Fourth, Lopez's interpretation of § 1101(a)(43)(B) applies to illegal reentry cases simply as a matter of stautory construction. Guideline §2L1.2(b)(1)(C) calls for an 8-level enhancement if a defendant was deported after having been convicted of an aggravated felony. Application Note 3 to §2L1.2 explains that "aggravated felony," for purposes of (b)(1)(C), "has the meaning given that term in [8 U.S.C. § 1101(a)(43)] . . . ." Just as (b)(1)(C) incoporates § 1101(a)(43) without qualification, it also incorporates Lopez's interpretation of § 1101(a)(43) (and Leocal's, as well).

Fifth, unlike the Second and Ninth Circuits, the Fifth Circuit has held that § 1101(a)(43)(B) must be interpreted the same in both the immigration and criminal contexts.
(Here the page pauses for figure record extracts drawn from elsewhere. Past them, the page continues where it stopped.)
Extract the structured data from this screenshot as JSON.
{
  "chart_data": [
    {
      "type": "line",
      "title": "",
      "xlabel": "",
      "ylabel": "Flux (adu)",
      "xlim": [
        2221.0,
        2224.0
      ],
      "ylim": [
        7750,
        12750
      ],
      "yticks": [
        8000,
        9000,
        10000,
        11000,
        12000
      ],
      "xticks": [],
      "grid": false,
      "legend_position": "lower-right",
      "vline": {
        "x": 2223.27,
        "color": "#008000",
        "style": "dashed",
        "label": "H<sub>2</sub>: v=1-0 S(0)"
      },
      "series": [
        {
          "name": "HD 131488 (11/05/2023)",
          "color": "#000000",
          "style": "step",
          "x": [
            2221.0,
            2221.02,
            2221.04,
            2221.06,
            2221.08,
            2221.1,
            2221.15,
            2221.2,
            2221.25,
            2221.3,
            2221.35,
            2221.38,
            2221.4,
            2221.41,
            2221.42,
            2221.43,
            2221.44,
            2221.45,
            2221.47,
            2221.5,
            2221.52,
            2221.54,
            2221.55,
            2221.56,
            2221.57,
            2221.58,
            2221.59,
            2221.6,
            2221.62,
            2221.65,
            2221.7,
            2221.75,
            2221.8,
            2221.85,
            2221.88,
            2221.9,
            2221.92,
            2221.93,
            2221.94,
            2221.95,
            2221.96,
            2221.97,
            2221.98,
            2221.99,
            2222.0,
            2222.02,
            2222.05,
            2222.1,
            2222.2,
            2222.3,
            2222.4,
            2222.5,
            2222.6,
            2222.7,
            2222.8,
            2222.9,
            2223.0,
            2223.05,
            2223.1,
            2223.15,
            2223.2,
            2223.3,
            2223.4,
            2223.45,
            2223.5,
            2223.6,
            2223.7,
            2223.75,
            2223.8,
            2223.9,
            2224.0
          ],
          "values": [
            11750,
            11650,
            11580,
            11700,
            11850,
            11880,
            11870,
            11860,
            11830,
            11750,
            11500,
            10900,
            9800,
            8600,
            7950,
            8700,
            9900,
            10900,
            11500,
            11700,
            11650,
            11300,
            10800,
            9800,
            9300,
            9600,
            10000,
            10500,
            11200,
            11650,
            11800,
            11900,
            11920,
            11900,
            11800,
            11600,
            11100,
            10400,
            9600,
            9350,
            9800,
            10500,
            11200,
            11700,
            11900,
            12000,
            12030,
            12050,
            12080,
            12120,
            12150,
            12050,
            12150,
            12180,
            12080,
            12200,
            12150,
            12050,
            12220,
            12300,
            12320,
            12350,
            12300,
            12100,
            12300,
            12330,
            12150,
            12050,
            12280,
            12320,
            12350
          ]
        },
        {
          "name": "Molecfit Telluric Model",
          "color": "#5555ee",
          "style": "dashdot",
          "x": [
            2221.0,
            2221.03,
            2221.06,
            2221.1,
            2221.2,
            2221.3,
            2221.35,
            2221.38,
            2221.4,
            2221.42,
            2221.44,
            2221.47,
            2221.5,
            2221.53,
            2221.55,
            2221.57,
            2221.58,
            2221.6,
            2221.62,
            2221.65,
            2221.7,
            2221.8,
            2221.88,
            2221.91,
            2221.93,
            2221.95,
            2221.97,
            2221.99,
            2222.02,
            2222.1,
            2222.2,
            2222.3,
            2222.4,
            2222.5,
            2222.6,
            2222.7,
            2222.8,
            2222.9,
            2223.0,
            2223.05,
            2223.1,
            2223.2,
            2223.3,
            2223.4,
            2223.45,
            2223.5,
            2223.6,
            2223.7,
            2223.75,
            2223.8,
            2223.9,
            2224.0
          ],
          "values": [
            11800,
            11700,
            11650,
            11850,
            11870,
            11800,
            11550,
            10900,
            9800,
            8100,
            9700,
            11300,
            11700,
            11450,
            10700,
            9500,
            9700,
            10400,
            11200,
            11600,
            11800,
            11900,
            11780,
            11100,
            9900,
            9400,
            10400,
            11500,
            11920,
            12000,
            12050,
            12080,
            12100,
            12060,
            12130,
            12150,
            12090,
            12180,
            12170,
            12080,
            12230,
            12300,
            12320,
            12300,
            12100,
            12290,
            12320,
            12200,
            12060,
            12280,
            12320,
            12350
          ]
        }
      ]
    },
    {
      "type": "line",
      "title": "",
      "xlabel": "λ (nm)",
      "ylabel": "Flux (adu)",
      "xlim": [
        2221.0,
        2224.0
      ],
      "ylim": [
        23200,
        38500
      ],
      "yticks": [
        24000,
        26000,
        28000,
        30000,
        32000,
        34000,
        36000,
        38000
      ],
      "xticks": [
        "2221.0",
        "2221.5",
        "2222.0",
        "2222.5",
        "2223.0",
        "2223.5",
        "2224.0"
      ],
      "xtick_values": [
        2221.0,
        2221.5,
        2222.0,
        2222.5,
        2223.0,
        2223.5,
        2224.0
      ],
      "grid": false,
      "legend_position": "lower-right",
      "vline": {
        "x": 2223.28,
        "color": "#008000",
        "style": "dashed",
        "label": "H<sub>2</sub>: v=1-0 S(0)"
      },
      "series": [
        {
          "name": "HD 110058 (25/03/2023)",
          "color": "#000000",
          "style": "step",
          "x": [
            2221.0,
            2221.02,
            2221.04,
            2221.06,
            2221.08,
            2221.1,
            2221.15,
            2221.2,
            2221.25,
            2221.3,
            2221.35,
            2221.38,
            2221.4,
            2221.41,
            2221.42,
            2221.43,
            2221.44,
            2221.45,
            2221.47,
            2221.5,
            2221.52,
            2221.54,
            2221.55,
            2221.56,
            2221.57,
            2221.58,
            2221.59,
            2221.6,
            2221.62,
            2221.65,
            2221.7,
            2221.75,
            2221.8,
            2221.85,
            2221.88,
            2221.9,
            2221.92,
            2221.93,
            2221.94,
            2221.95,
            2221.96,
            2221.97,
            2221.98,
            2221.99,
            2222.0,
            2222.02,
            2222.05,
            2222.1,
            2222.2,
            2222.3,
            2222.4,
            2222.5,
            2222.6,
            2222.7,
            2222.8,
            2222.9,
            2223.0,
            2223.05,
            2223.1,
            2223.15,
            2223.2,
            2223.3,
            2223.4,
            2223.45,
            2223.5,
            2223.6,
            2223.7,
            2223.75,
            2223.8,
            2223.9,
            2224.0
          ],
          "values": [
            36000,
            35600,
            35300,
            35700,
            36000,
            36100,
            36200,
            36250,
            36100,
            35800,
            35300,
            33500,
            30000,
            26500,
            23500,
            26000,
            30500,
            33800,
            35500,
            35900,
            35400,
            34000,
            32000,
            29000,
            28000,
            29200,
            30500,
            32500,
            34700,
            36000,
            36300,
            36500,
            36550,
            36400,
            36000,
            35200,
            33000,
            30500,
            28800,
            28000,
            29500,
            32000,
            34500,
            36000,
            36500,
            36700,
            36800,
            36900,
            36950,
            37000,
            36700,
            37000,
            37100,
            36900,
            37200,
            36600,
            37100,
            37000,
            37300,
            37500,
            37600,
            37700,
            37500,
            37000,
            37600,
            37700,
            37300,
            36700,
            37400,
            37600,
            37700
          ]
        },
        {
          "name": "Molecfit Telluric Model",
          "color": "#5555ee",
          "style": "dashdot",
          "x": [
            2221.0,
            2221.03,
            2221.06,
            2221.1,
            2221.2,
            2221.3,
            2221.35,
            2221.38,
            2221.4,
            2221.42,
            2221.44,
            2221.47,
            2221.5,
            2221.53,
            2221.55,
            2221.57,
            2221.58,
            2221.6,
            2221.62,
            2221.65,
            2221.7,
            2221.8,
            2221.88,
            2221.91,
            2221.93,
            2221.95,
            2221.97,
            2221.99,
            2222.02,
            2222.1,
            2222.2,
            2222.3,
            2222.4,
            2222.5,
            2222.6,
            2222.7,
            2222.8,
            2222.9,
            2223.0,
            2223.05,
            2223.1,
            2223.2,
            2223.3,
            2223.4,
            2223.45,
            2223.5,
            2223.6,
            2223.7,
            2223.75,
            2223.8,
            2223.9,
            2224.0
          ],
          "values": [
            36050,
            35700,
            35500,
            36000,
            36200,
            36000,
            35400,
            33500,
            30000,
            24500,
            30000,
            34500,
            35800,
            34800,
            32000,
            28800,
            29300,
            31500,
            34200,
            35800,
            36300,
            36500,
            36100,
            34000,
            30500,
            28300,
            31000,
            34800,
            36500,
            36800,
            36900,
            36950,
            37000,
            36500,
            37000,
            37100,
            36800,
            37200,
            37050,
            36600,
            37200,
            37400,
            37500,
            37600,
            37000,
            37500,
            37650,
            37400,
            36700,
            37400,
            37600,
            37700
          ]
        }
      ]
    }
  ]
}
United States v. Hernandez-Avalos, 251 F.3d 505, 510 (5th Cir. 2001); see also Ruiz-Romero v. Reno, 205 F.3d 837, 839-40 (5th Cir. 2000) (same with regard to § 1101(a)(43)(N)). Although Hernandez-Avalos is no longer good law with regard to the meaning of § 1101(a)(43)(B), it's recognition of the requirement that the statute must be interpreted the same in criminal and immigration cases still stands (especially in light of Leocal).

So there you have it. These are the arguments you need to make in the unlikely situation that a court expresses skepticism about the applicability of Lopez outside of the immigration context.